Storing Ingestion Status in Firestore

There are two ways a file can be ingested from GCS - via pubsub (fired when a new GCS file is created) or via a catchup loop which scans the last N days worth of files and makes a synthetic event for any that were missed.

We need to keep track of which files have been ingested and which have not to avoid extra effort. In general, ingesters should be tolerant of seeing the same file multiple times, but by tracking which have been ingested already, we can keep these duplicated events to a minimum (e.g. event fires exactly as when the scanner processes a file).

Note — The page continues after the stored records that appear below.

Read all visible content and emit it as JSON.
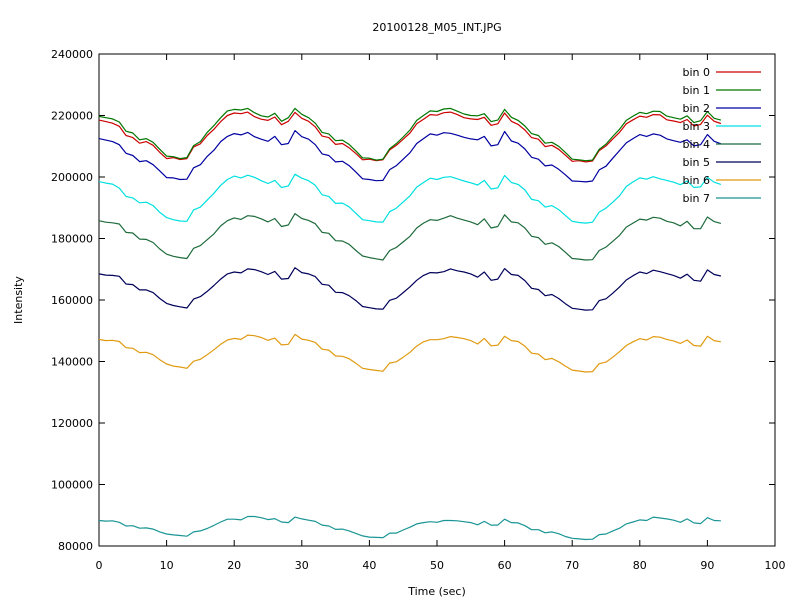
{
  "chart_data": {
    "type": "line",
    "title": "20100128_M05_INT.JPG",
    "xlabel": "Time (sec)",
    "ylabel": "Intensity",
    "xlim": [
      0,
      100
    ],
    "ylim": [
      80000,
      240000
    ],
    "xticks": [
      0,
      10,
      20,
      30,
      40,
      50,
      60,
      70,
      80,
      90,
      100
    ],
    "yticks": [
      80000,
      100000,
      120000,
      140000,
      160000,
      180000,
      200000,
      220000,
      240000
    ],
    "legend_position": "top-right",
    "grid": false,
    "x": [
      0,
      1,
      2,
      3,
      4,
      5,
      6,
      7,
      8,
      9,
      10,
      11,
      12,
      13,
      14,
      15,
      16,
      17,
      18,
      19,
      20,
      21,
      22,
      23,
      24,
      25,
      26,
      27,
      28,
      29,
      30,
      31,
      32,
      33,
      34,
      35,
      36,
      37,
      38,
      39,
      40,
      41,
      42,
      43,
      44,
      45,
      46,
      47,
      48,
      49,
      50,
      51,
      52,
      53,
      54,
      55,
      56,
      57,
      58,
      59,
      60,
      61,
      62,
      63,
      64,
      65,
      66,
      67,
      68,
      69,
      70,
      71,
      72,
      73,
      74,
      75,
      76,
      77,
      78,
      79,
      80,
      81,
      82,
      83,
      84,
      85,
      86,
      87,
      88,
      89,
      90,
      91,
      92
    ],
    "series": [
      {
        "name": "bin 0",
        "color": "#cc0000",
        "values": [
          218500,
          218000,
          217500,
          216500,
          213500,
          212800,
          211000,
          211500,
          210300,
          208000,
          206000,
          206300,
          205700,
          206000,
          209800,
          210800,
          213500,
          215500,
          218000,
          220000,
          220800,
          220600,
          221100,
          219600,
          218800,
          218400,
          219500,
          217000,
          218100,
          221000,
          219100,
          218100,
          216300,
          213300,
          212800,
          210600,
          210900,
          209500,
          207600,
          205600,
          205800,
          205300,
          205600,
          208800,
          210300,
          212300,
          214300,
          217300,
          218800,
          220300,
          220100,
          220900,
          221100,
          220300,
          219300,
          218900,
          218700,
          219400,
          216800,
          217300,
          220800,
          218100,
          217100,
          215300,
          212800,
          212300,
          209900,
          210300,
          209000,
          207100,
          205100,
          205300,
          204900,
          205200,
          208600,
          210100,
          212400,
          214500,
          217300,
          218600,
          219800,
          219400,
          220300,
          220200,
          218600,
          218200,
          217700,
          218700,
          216600,
          217100,
          220100,
          218100,
          217400
        ]
      },
      {
        "name": "bin 1",
        "color": "#007700",
        "values": [
          219700,
          219300,
          218900,
          217900,
          214900,
          214300,
          212100,
          212500,
          211300,
          209000,
          206800,
          206600,
          206000,
          206300,
          210200,
          211500,
          214500,
          216700,
          219300,
          221500,
          222000,
          221800,
          222300,
          220900,
          219900,
          219500,
          220700,
          218100,
          219300,
          222300,
          220400,
          219300,
          217500,
          214500,
          214000,
          211800,
          212000,
          210600,
          208500,
          206200,
          206100,
          205500,
          205800,
          209200,
          210900,
          213000,
          215300,
          218400,
          220000,
          221500,
          221300,
          222100,
          222300,
          221400,
          220500,
          220000,
          219900,
          220600,
          218000,
          218500,
          222000,
          219400,
          218400,
          216600,
          214100,
          213500,
          211000,
          211300,
          210000,
          208000,
          205800,
          205600,
          205300,
          205500,
          209000,
          210700,
          213200,
          215500,
          218400,
          219800,
          221000,
          220600,
          221400,
          221300,
          219800,
          219300,
          218800,
          219900,
          217700,
          218300,
          221300,
          219100,
          218500
        ]
      },
      {
        "name": "bin 2",
        "color": "#0000a0",
        "values": [
          212500,
          212000,
          211500,
          210500,
          207700,
          207000,
          205000,
          205300,
          204000,
          202000,
          199800,
          199700,
          199200,
          199300,
          203000,
          204000,
          206700,
          208700,
          211500,
          213200,
          214100,
          213700,
          214500,
          213100,
          212300,
          211600,
          213200,
          210500,
          210900,
          215100,
          213100,
          212300,
          210500,
          207500,
          207000,
          204900,
          205100,
          203700,
          201600,
          199400,
          199200,
          198800,
          198900,
          202400,
          203700,
          205800,
          207900,
          210900,
          212500,
          214000,
          213600,
          214400,
          214200,
          213600,
          212900,
          212400,
          212100,
          213200,
          210100,
          210500,
          214800,
          211700,
          211000,
          209100,
          206400,
          205800,
          203600,
          203900,
          202500,
          200700,
          198700,
          198600,
          198400,
          198700,
          202300,
          203500,
          206100,
          208600,
          211100,
          212500,
          213800,
          213200,
          214000,
          213600,
          212400,
          211800,
          211300,
          212100,
          210100,
          210500,
          213800,
          211600,
          210800
        ]
      },
      {
        "name": "bin 3",
        "color": "#00e0e0",
        "values": [
          198500,
          198000,
          197700,
          196400,
          193700,
          193200,
          191600,
          191800,
          190700,
          188500,
          186800,
          186100,
          185700,
          185600,
          189300,
          190200,
          192500,
          194700,
          197300,
          199200,
          200300,
          199700,
          200600,
          199900,
          198800,
          197900,
          198900,
          196600,
          197100,
          200900,
          199600,
          198800,
          197300,
          194200,
          193700,
          191400,
          191500,
          190300,
          188200,
          186100,
          185800,
          185400,
          185300,
          188700,
          189900,
          191900,
          193900,
          196700,
          198200,
          199600,
          199200,
          199900,
          200100,
          199400,
          198700,
          198100,
          197400,
          198900,
          196100,
          196500,
          200500,
          198200,
          197600,
          195800,
          192700,
          192300,
          190200,
          190700,
          189400,
          187500,
          185600,
          185200,
          185000,
          185300,
          188600,
          189900,
          191800,
          193900,
          196900,
          198400,
          199700,
          199300,
          200100,
          199400,
          198900,
          198300,
          197500,
          198700,
          196600,
          196800,
          199900,
          198300,
          197600
        ]
      },
      {
        "name": "bin 4",
        "color": "#1e6b3c",
        "values": [
          185800,
          185300,
          185100,
          184700,
          182000,
          181800,
          179800,
          179700,
          178700,
          176600,
          174900,
          174200,
          173800,
          173500,
          176800,
          177700,
          179600,
          181500,
          184100,
          185800,
          186700,
          186200,
          187400,
          187200,
          186400,
          185400,
          186500,
          183900,
          184400,
          188100,
          186500,
          185900,
          184800,
          182000,
          181700,
          179300,
          179200,
          178100,
          176100,
          174300,
          173800,
          173400,
          173000,
          176100,
          177100,
          178900,
          180700,
          183400,
          185000,
          186100,
          185900,
          186600,
          187400,
          186600,
          186000,
          185400,
          184500,
          186400,
          183400,
          183900,
          187700,
          185400,
          185100,
          183400,
          180700,
          180300,
          178100,
          178600,
          177400,
          175500,
          173500,
          173300,
          173000,
          173100,
          176100,
          177200,
          179100,
          181000,
          183700,
          185000,
          186300,
          186000,
          186900,
          186600,
          185600,
          185100,
          184100,
          185600,
          183200,
          183200,
          187000,
          185500,
          184900
        ]
      },
      {
        "name": "bin 5",
        "color": "#00005a",
        "values": [
          168500,
          168100,
          168000,
          167700,
          165200,
          165000,
          163300,
          163300,
          162400,
          160500,
          158900,
          158200,
          157800,
          157400,
          160300,
          161100,
          162800,
          164700,
          166800,
          168500,
          169100,
          168800,
          170100,
          169900,
          169200,
          168300,
          169300,
          166800,
          167000,
          170500,
          168900,
          168500,
          167600,
          165100,
          164800,
          162500,
          162400,
          161400,
          159800,
          157900,
          157500,
          157100,
          157000,
          159900,
          160600,
          162400,
          164300,
          166400,
          168000,
          168900,
          168800,
          169200,
          170100,
          169500,
          169100,
          168500,
          167400,
          169100,
          166400,
          166800,
          170200,
          168300,
          168000,
          166300,
          163800,
          163400,
          161400,
          161800,
          160500,
          158800,
          157300,
          157000,
          156700,
          156800,
          159800,
          160400,
          162200,
          164200,
          166500,
          167900,
          169100,
          168600,
          169700,
          169200,
          168600,
          168000,
          167100,
          168400,
          166400,
          166100,
          169800,
          168300,
          167800
        ]
      },
      {
        "name": "bin 6",
        "color": "#e09a10",
        "values": [
          147200,
          146800,
          146900,
          146500,
          144500,
          144300,
          142900,
          143000,
          142200,
          140600,
          139200,
          138500,
          138200,
          137800,
          140100,
          140700,
          142200,
          143800,
          145600,
          147000,
          147500,
          147200,
          148600,
          148400,
          147800,
          146900,
          147600,
          145400,
          145600,
          148800,
          147300,
          146900,
          146200,
          144000,
          143700,
          141800,
          141700,
          140900,
          139400,
          137800,
          137400,
          137100,
          136800,
          139500,
          139900,
          141400,
          143000,
          145000,
          146400,
          147100,
          147100,
          147400,
          148100,
          147800,
          147400,
          146800,
          145700,
          147500,
          145100,
          145300,
          148200,
          146800,
          146500,
          145000,
          142700,
          142400,
          140600,
          141000,
          139900,
          138500,
          137200,
          136900,
          136600,
          136700,
          139300,
          139800,
          141400,
          143200,
          145200,
          146400,
          147400,
          147000,
          148100,
          147900,
          147200,
          146700,
          145900,
          147000,
          145200,
          145000,
          148200,
          146800,
          146400
        ]
      },
      {
        "name": "bin 7",
        "color": "#1a9595",
        "values": [
          88300,
          88100,
          88200,
          87700,
          86500,
          86600,
          85800,
          85900,
          85500,
          84600,
          83900,
          83600,
          83400,
          83200,
          84600,
          84900,
          85700,
          86700,
          87800,
          88700,
          88700,
          88500,
          89600,
          89600,
          89200,
          88600,
          88900,
          87800,
          87600,
          89400,
          88800,
          88400,
          88000,
          86800,
          86500,
          85400,
          85500,
          84900,
          84100,
          83300,
          82900,
          82800,
          82700,
          84200,
          84200,
          85200,
          86100,
          87200,
          87600,
          87900,
          87700,
          88300,
          88300,
          88200,
          87900,
          87600,
          86900,
          88000,
          86800,
          86800,
          88700,
          87600,
          87500,
          86600,
          85300,
          85300,
          84300,
          84600,
          84000,
          83100,
          82500,
          82300,
          82100,
          82200,
          83700,
          83900,
          84900,
          85800,
          87200,
          87800,
          88500,
          88300,
          89400,
          89100,
          88800,
          88400,
          87700,
          88800,
          87500,
          87300,
          89200,
          88300,
          88200
        ]
      }
    ]
  }
}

A core assumption of Gold is that files won‘t change after uploading. We include the MD5 hash in all calculations on the off chance there are changes (and we can’t just use the MD5 hash for fear of collisions), but that's not the primary consideration for this store.

Schema

In the spreadsheet metaphor, Firestore Collections are tables and Documents are the rows, with the fields of the Documents being the columns.

The schema here is pretty straightforward, with the following ingestedEntry Documents:

ID           string  # autogenerated
IngestedFile string  # FileName + "|" + MD5Hash

Indexing

Simple Indices should be fine.

Usage

We simply query a given filename + md5 hash combination and see if it exists. No need to cache anything unless it becomes a performance bottleneck.